Monday, August 14, 2017

More Thoughts on OAuth2 Dynamic Client Registration in SMART on FHIR

Avinash Shanbhag writes:

Hi Keith

We had a question for you,  on your blog on “Dynamic Registration”, which I tried to post on the blog, but, somehow I don’t see it posted (Not sure, if you have ONC/HHS email filter on the commentsJ).

==== Excerpt from Blog ==

Think about the fact that the application on your phone and the same application on your wife's phone, even though they are talking to the same endpoint, don't necessarily know about each other, and so if using Dynamic Registration probably get assigned separate client_id and client_secret values.
==== Upto here ===

From the above excerpt, it seems to indicate that each instance of App would get a separate Client ID/Secret. Is that really true? Our understanding is that the client ID/Secret is generated at the “App” level, same as any manual or self-service registration process would do;  and once done, the same ID (and secret if Confidential App) will be used by each instance of the App. So, in a sense, dynamic registration is no different than manual registration other than the obvious fact that this is done via API.

Here’s link to the SMART team’s web page that describes both the manual and dynamic approach

Could you clarify if we misunderstood your point, or if our understanding of the dynamic registration spec is wrong? If my post gets published, feel free to comment publicly.

Thanks in advance and looking forward to seeing you at the Interop Forum tomorrow!


If this is the dynamic registration call (extracted from the link above):

POST /register HTTP/1.1
Content-Type: application/json
Accept: application/json

   "client_name": "Cool SMART App",
   "redirect_uris": [
   "token_endpoint_auth_method": "none",
   "grant_types": ["authorization_code"],
   "initiate_login_uri": "",
   "logo_uri": "",
   "scope": "launch launch/patient launch/encounter patient/*.read user/*.* openid profile"
Here are some of the problems I see in it:

  1. There's nothing in the above that allows me to trust the application registration content in any way.

    Anyone can use this same data to register an application.  The application itself runs on the patient's device.  If giving the same data gives back the same client_id and client_secret, then these items really aren't secret.  Anyone get the redirect_uri, the initiate_login_uri, and the logo_uri and the client_name.  How does one get these?  Build a FHIR Endpoint and ask the application to register itself against your endpoint.  It will gleefully tell you what it uses to register itself.
  2. Knowing what an application uses to register itself, one can easily determine what client_id and client_secret is assigned to that application.
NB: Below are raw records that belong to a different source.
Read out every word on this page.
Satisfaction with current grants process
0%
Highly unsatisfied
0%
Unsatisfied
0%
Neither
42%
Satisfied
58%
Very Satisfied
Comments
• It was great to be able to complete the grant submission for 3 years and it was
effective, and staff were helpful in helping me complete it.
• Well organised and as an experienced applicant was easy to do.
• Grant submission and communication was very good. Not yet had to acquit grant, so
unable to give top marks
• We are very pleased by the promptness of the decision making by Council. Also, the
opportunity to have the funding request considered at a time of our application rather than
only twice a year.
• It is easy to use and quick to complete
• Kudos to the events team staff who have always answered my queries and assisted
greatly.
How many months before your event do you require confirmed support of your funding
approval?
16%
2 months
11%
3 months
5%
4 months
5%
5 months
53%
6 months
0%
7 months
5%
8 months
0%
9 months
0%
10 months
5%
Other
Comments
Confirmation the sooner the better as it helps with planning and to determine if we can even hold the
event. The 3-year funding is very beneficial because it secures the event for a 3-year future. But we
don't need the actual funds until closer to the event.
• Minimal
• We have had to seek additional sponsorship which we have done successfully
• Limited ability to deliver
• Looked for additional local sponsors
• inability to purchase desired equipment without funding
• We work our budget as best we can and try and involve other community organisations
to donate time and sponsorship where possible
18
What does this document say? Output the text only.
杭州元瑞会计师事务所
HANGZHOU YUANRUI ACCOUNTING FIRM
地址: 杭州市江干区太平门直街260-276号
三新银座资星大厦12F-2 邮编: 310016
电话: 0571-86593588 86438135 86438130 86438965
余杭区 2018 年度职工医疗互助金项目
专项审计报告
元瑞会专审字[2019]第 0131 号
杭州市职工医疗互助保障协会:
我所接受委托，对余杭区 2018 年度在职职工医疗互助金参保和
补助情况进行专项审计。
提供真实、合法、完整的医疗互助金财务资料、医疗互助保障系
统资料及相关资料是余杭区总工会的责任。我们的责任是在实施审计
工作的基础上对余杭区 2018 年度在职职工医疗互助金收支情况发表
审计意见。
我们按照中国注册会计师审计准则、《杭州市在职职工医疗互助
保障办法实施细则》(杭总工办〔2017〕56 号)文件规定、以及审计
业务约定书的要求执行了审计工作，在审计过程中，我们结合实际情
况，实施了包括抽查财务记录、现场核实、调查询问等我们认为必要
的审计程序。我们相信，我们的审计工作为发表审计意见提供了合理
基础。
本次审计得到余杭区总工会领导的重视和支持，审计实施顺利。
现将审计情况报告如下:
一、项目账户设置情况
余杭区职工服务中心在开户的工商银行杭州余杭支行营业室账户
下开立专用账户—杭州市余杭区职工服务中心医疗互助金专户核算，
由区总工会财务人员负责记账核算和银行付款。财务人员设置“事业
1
    This can be done by building an application that follows the dynamic registration protocol using the values extracted via the exploit I explain in #1 above.
  3. There's nothing linking this registration back to a responsible party EXCEPT for an https: URL or three.

    I have 30 or 40 HTTPS urls I control, and all I needed was an email address to create one.  I think that providers need to take some precautions to safeguard healthcare data, and that means that there needs to be some way to trace it back to a responsible entity. That's a little bit more than what is required to create an https URL.  Also, not all redirect or login URIs would be to the Interwebs.
  4. Use of token_endpoint_auth_method assumes public apps are supported (applications that cannot manage a client_secret), and that client_secret won't be used.

    I'd prefer to put a "somebody else's problem field" around application identity management if I could.  Otherwise, I have to deal with a lot more infrastructure that I want, but some identity providers barf at this today (you know who you are).  Either I have to use an identity provider that supports public apps, or I can restrict support to private apps.  The latter seems to be preferable given the infrastructure needed to manage application identities.

    In the example given, there's no reason why this application needs to be public, given that it's redirect and login URIs are "on the web".

Clark Kent cosplayerSo, client_id and client_secret, if created and maintained on a per-registration basis, needs something extra to ensure that you can safely consolidate multiple registrations to a singular client_id and client_secret for any application registering with the same information.  Otherwise, to have these values actually be an id and a secret that MEAN anything, you have to do more work.  What good is a secret if everyone can know it.

That's where I get into the "too much infrastructure" problem, because now we start introducing stuff like PKI to be able to verify publishers of software statements, or external trust bundles (a la DirectTrust or NATE or ...) and ...

Dynamic registration might be the way forward, but it doesn't appear to be ready yet for prime time.